You have actual proof the Russians have hypersonic missiles capable of carrying nuclear weapons? And not just bragging by the Russians.
 
How? Remember the U.S. hasn't even tested any nuclear weapons in THIRTY YEARS.

Well, there's harnessing plasma for commercial uses, and the work being done on quantum computers. The laws governing those things have always been around, but it's taken awhile for us to understand them enough to actually harness them.
 
Well, there's harnessing plasma for commercial uses, and the work being done on quantum computers. The laws governing those things have always been around, but it's taken awhile for us to understand them enough to actually harness them.
quantum computers are a technical dead end (though an appealing one).
 
quantum computers are a technical dead end (though an appealing one).

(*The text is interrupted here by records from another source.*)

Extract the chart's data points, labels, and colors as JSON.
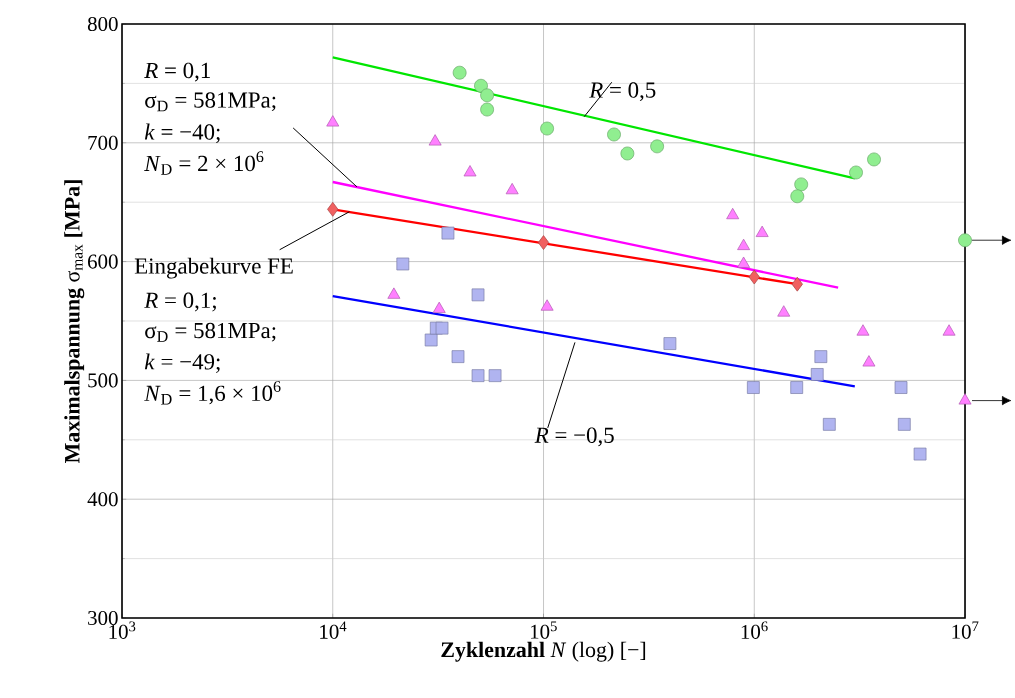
{
  "chart_data": {
    "type": "scatter",
    "xlabel": "**Zyklenzahl** *N* (log) [−]",
    "ylabel": "**Maximalspannung** σ$_{max}$ **[MPa]**",
    "log": "x",
    "grid": true,
    "xlim": [
      1000,
      10000000
    ],
    "ylim": [
      300,
      800
    ],
    "xticks": [
      {
        "value": 1000,
        "label": "10$^{3}$"
      },
      {
        "value": 10000,
        "label": "10$^{4}$"
      },
      {
        "value": 100000,
        "label": "10$^{5}$"
      },
      {
        "value": 1000000,
        "label": "10$^{6}$"
      },
      {
        "value": 10000000,
        "label": "10$^{7}$"
      }
    ],
    "yticks": [
      300,
      400,
      500,
      600,
      700,
      800
    ],
    "series": [
      {
        "marker": "circle",
        "color": "#90ee90",
        "x": [
          40000,
          50500,
          54000,
          54000,
          104000,
          216000,
          250000,
          346000,
          3040000,
          3700000,
          1670000,
          1600000,
          10000000
        ],
        "values": [
          759,
          748,
          740,
          728,
          712,
          707,
          691,
          697,
          675,
          686,
          665,
          655,
          618
        ]
      },
      {
        "marker": "triangle",
        "color": "#ff80ff",
        "x": [
          10000,
          30600,
          44800,
          71000,
          790000,
          890000,
          1090000,
          890000,
          19500,
          32000,
          104000,
          1380000,
          3280000,
          3500000,
          8400000,
          10000000
        ],
        "values": [
          717,
          701,
          675,
          660,
          639,
          613,
          624,
          598,
          572,
          560,
          562,
          557,
          541,
          515,
          541,
          483
        ]
      },
      {
        "marker": "square",
        "color": "#b0b4f0",
        "x": [
          21500,
          35200,
          29300,
          31000,
          33000,
          39300,
          48900,
          48900,
          58900,
          398000,
          2070000,
          1990000,
          990000,
          1590000,
          4970000,
          2270000,
          5150000,
          6120000
        ],
        "values": [
          598,
          624,
          534,
          544,
          544,
          520,
          504,
          572,
          504,
          531,
          520,
          505,
          494,
          494,
          494,
          463,
          463,
          438
        ]
      },
      {
        "marker": "diamond",
        "color": "#f06060",
        "x": [
          10000,
          100000,
          1000000,
          1600000
        ],
        "values": [
          644,
          616,
          587,
          581
        ]
      },
      {
        "type": "line",
        "color": "#00e600",
        "x": [
          10000,
          3000000
        ],
        "values": [
          772,
          670
        ]
      },
      {
        "type": "line",
        "color": "#ff00ff",
        "x": [
          10000,
          2500000
        ],
        "values": [
          667,
          578
        ]
      },
      {
        "type": "line",
        "color": "#ff0000",
        "x": [
          10000,
          1600000
        ],
        "values": [
          644,
          581
        ]
      },
      {
        "type": "line",
        "color": "#0000ff",
        "x": [
          10000,
          3000000
        ],
        "values": [
          571,
          495
        ]
      }
    ],
    "annotations": [
      "*R* = 0,1",
      {
        "text": "σ$_{D}$ = 581MPa;",
        "x": 13000,
        "y": 663
      },
      "*k* = −40;",
      "*N*$_{D}$ = 2 × 10$^{6}$",
      {
        "text": "Eingabekurve FE",
        "x": 12000,
        "y": 642
      },
      "*R* = 0,1;",
      "σ$_{D}$ = 581MPa;",
      "*k* = −49;",
      "*N*$_{D}$ = 1,6 × 10$^{6}$",
      {
        "text": "*R* = 0,5",
        "x": 156000,
        "y": 722
      },
      {
        "text": "*R* = −0,5",
        "x": 141000,
        "y": 532
      }
    ]
  }
}
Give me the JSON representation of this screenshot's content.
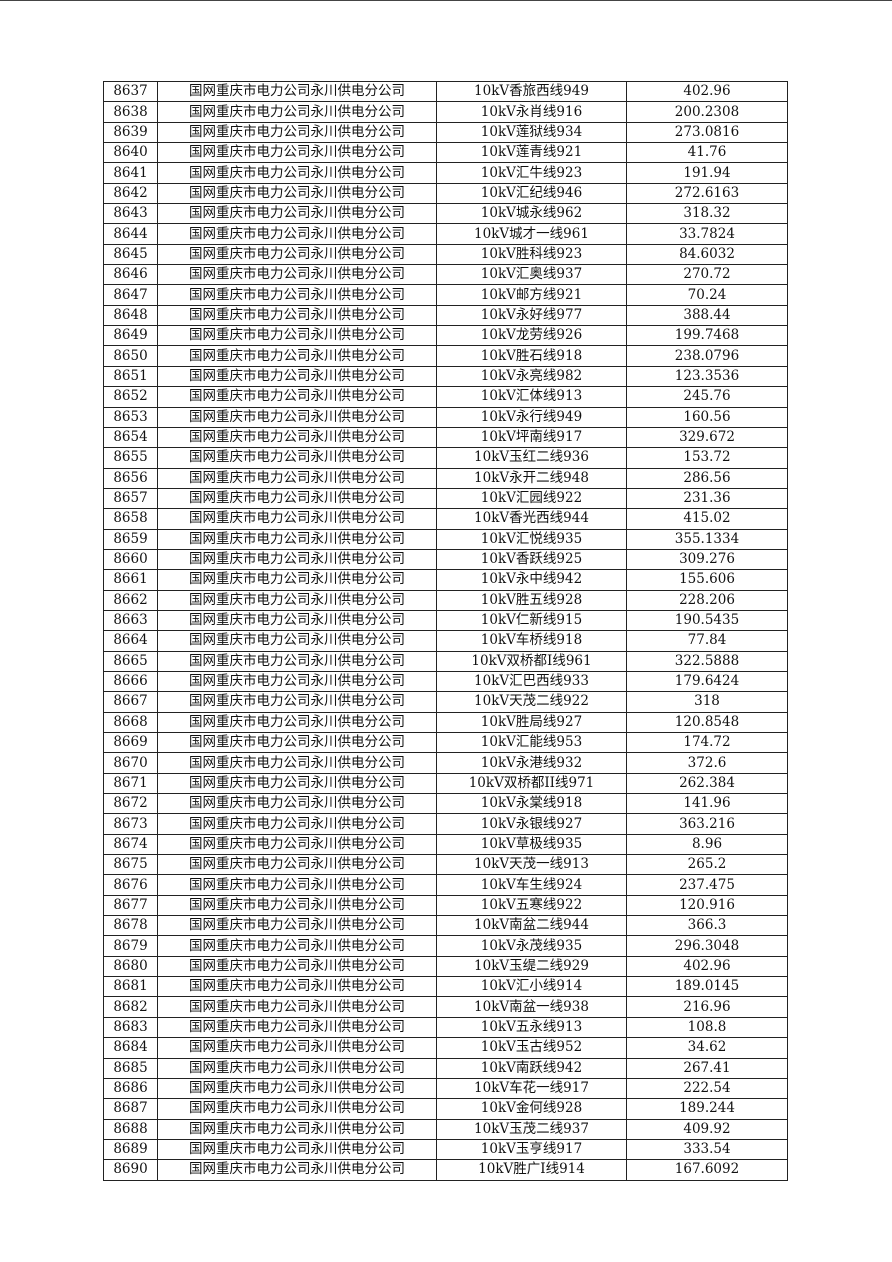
{
  "table": {
    "rows": [
      [
        "8637",
        "国网重庆市电力公司永川供电分公司",
        "10kV香旅西线949",
        "402.96"
      ],
      [
        "8638",
        "国网重庆市电力公司永川供电分公司",
        "10kV永肖线916",
        "200.2308"
      ],
      [
        "8639",
        "国网重庆市电力公司永川供电分公司",
        "10kV莲狱线934",
        "273.0816"
      ],
      [
        "8640",
        "国网重庆市电力公司永川供电分公司",
        "10kV莲青线921",
        "41.76"
      ],
      [
        "8641",
        "国网重庆市电力公司永川供电分公司",
        "10kV汇牛线923",
        "191.94"
      ],
      [
        "8642",
        "国网重庆市电力公司永川供电分公司",
        "10kV汇纪线946",
        "272.6163"
      ],
      [
        "8643",
        "国网重庆市电力公司永川供电分公司",
        "10kV城永线962",
        "318.32"
      ],
      [
        "8644",
        "国网重庆市电力公司永川供电分公司",
        "10kV城才一线961",
        "33.7824"
      ],
      [
        "8645",
        "国网重庆市电力公司永川供电分公司",
        "10kV胜科线923",
        "84.6032"
      ],
      [
        "8646",
        "国网重庆市电力公司永川供电分公司",
        "10kV汇奥线937",
        "270.72"
      ],
      [
        "8647",
        "国网重庆市电力公司永川供电分公司",
        "10kV邮方线921",
        "70.24"
      ],
      [
        "8648",
        "国网重庆市电力公司永川供电分公司",
        "10kV永好线977",
        "388.44"
      ],
      [
        "8649",
        "国网重庆市电力公司永川供电分公司",
        "10kV龙劳线926",
        "199.7468"
      ],
      [
        "8650",
        "国网重庆市电力公司永川供电分公司",
        "10kV胜石线918",
        "238.0796"
      ],
      [
        "8651",
        "国网重庆市电力公司永川供电分公司",
        "10kV永亮线982",
        "123.3536"
      ],
      [
        "8652",
        "国网重庆市电力公司永川供电分公司",
        "10kV汇体线913",
        "245.76"
      ],
      [
        "8653",
        "国网重庆市电力公司永川供电分公司",
        "10kV永行线949",
        "160.56"
      ],
      [
        "8654",
        "国网重庆市电力公司永川供电分公司",
        "10kV坪南线917",
        "329.672"
      ],
      [
        "8655",
        "国网重庆市电力公司永川供电分公司",
        "10kV玉红二线936",
        "153.72"
      ],
      [
        "8656",
        "国网重庆市电力公司永川供电分公司",
        "10kV永开二线948",
        "286.56"
      ],
      [
        "8657",
        "国网重庆市电力公司永川供电分公司",
        "10kV汇园线922",
        "231.36"
      ],
      [
        "8658",
        "国网重庆市电力公司永川供电分公司",
        "10kV香光西线944",
        "415.02"
      ],
      [
        "8659",
        "国网重庆市电力公司永川供电分公司",
        "10kV汇悦线935",
        "355.1334"
      ],
      [
        "8660",
        "国网重庆市电力公司永川供电分公司",
        "10kV香跃线925",
        "309.276"
      ],
      [
        "8661",
        "国网重庆市电力公司永川供电分公司",
        "10kV永中线942",
        "155.606"
      ],
      [
        "8662",
        "国网重庆市电力公司永川供电分公司",
        "10kV胜五线928",
        "228.206"
      ],
      [
        "8663",
        "国网重庆市电力公司永川供电分公司",
        "10kV仁新线915",
        "190.5435"
      ],
      [
        "8664",
        "国网重庆市电力公司永川供电分公司",
        "10kV车桥线918",
        "77.84"
      ],
      [
        "8665",
        "国网重庆市电力公司永川供电分公司",
        "10kV双桥都I线961",
        "322.5888"
      ],
      [
        "8666",
        "国网重庆市电力公司永川供电分公司",
        "10kV汇巴西线933",
        "179.6424"
      ],
      [
        "8667",
        "国网重庆市电力公司永川供电分公司",
        "10kV天茂二线922",
        "318"
      ],
      [
        "8668",
        "国网重庆市电力公司永川供电分公司",
        "10kV胜局线927",
        "120.8548"
      ],
      [
        "8669",
        "国网重庆市电力公司永川供电分公司",
        "10kV汇能线953",
        "174.72"
      ],
      [
        "8670",
        "国网重庆市电力公司永川供电分公司",
        "10kV永港线932",
        "372.6"
      ],
      [
        "8671",
        "国网重庆市电力公司永川供电分公司",
        "10kV双桥都II线971",
        "262.384"
      ],
      [
        "8672",
        "国网重庆市电力公司永川供电分公司",
        "10kV永棠线918",
        "141.96"
      ],
      [
        "8673",
        "国网重庆市电力公司永川供电分公司",
        "10kV永银线927",
        "363.216"
      ],
      [
        "8674",
        "国网重庆市电力公司永川供电分公司",
        "10kV草极线935",
        "8.96"
      ],
      [
        "8675",
        "国网重庆市电力公司永川供电分公司",
        "10kV天茂一线913",
        "265.2"
      ],
      [
        "8676",
        "国网重庆市电力公司永川供电分公司",
        "10kV车生线924",
        "237.475"
      ],
      [
        "8677",
        "国网重庆市电力公司永川供电分公司",
        "10kV五寒线922",
        "120.916"
      ],
      [
        "8678",
        "国网重庆市电力公司永川供电分公司",
        "10kV南盆二线944",
        "366.3"
      ],
      [
        "8679",
        "国网重庆市电力公司永川供电分公司",
        "10kV永茂线935",
        "296.3048"
      ],
      [
        "8680",
        "国网重庆市电力公司永川供电分公司",
        "10kV玉缇二线929",
        "402.96"
      ],
      [
        "8681",
        "国网重庆市电力公司永川供电分公司",
        "10kV汇小线914",
        "189.0145"
      ],
      [
        "8682",
        "国网重庆市电力公司永川供电分公司",
        "10kV南盆一线938",
        "216.96"
      ],
      [
        "8683",
        "国网重庆市电力公司永川供电分公司",
        "10kV五永线913",
        "108.8"
      ],
      [
        "8684",
        "国网重庆市电力公司永川供电分公司",
        "10kV玉古线952",
        "34.62"
      ],
      [
        "8685",
        "国网重庆市电力公司永川供电分公司",
        "10kV南跃线942",
        "267.41"
      ],
      [
        "8686",
        "国网重庆市电力公司永川供电分公司",
        "10kV车花一线917",
        "222.54"
      ],
      [
        "8687",
        "国网重庆市电力公司永川供电分公司",
        "10kV金何线928",
        "189.244"
      ],
      [
        "8688",
        "国网重庆市电力公司永川供电分公司",
        "10kV玉茂二线937",
        "409.92"
      ],
      [
        "8689",
        "国网重庆市电力公司永川供电分公司",
        "10kV玉亨线917",
        "333.54"
      ],
      [
        "8690",
        "国网重庆市电力公司永川供电分公司",
        "10kV胜广I线914",
        "167.6092"
      ]
    ]
  }
}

Well, like I said, the laws of physics have been around since the beginning of the universe, and we are just now starting to figure out how to harness some of them. I mean..................back when I was growing up, being able to talk to someone in a distant place just using your wristwatch sounded like the stuff of fantasy and science fiction. But here we are today with smartwatches. And, having a device in your pocket that could translate language, allow you to see the person you're talking to thousands of miles away, while talking to them in real time, a full library that contains damn near everything that mankind has done since civilization has begun, as well as being able to access damn near every song on the planet are just a few of the things your smart phone can do. Just 40 years ago, the things that an Android or IPhone can do now were also considered science fiction.

But, as a famous science fiction writer once said "we don't write about things that will never happen, we write about things that haven't happened YET".
 
So it is your contention we do not have high altitude drones capable of payload?

Well, 25 km would be about 79,000 feet and our military admits to the RQ-4 Global Hawk as having a service ceiling of 60,000 feet able to carry 3000 pounds, so it isn't out of the question they have a drone able to reach 25 km that they aren't talking about.
 
Name a drone that can fly 25 nm above the Earth's surface. That's space you know,

Actually, that is NOT space. 25 km up is about the middle of the stratosphere, just above the weather; weather balloons go that high.

The X-15 flew at about 120km.

I wouldn't say "space" begins until at least the mesosphere, about 80km up.
 
Well, 25 km would be about 79,000 feet and our military admits to the RQ-4 Global Hawk as having a service ceiling of 60,000 feet able to carry 3000 pounds, so it isn't out of the question they have a drone able to reach 25 km that they aren't talking about.
The technology has advanced. We have drones capable of much higher altitudes. A 5kt device is all you need to trigger an EMP. You do not need a bigger device, although a bigger device can destroy a larger area of infrastructure. A cascade failure today would render at least half of the US power grid useless.

In the 1980's we used a fraction of that output and destroyed phone system over 200 miles away and it was just 30' off the ground. Testing military vehicles for functionality after an EMP was interesting. Back then we were just starting to see fuel injection and computer control. It wiped them out. Just getting up in altitude is the key.

We are far more vulnerable than most people know.
 
The technology has advanced. We have drones capable of much higher altitudes. A 5kt device is all you need to trigger an EMP. You do not need a bigger device, although a bigger device can destroy a larger area of infrastructure. A cascade failure today would render at least half of the US power grid useless.

In the 1980's we used a fraction of that output and destroyed phone system over 200 miles away and it was just 30' off the ground. Testing military vehicles for functionality after an EMP was interesting. Back then we were just starting to see fuel injection and computer control. It wiped them out. Just getting up in altitude is the key.

We are far more vulnerable than most people know.

Wrong! It takes a minimum of a 1 MT device. You are simply making shit up that is not true.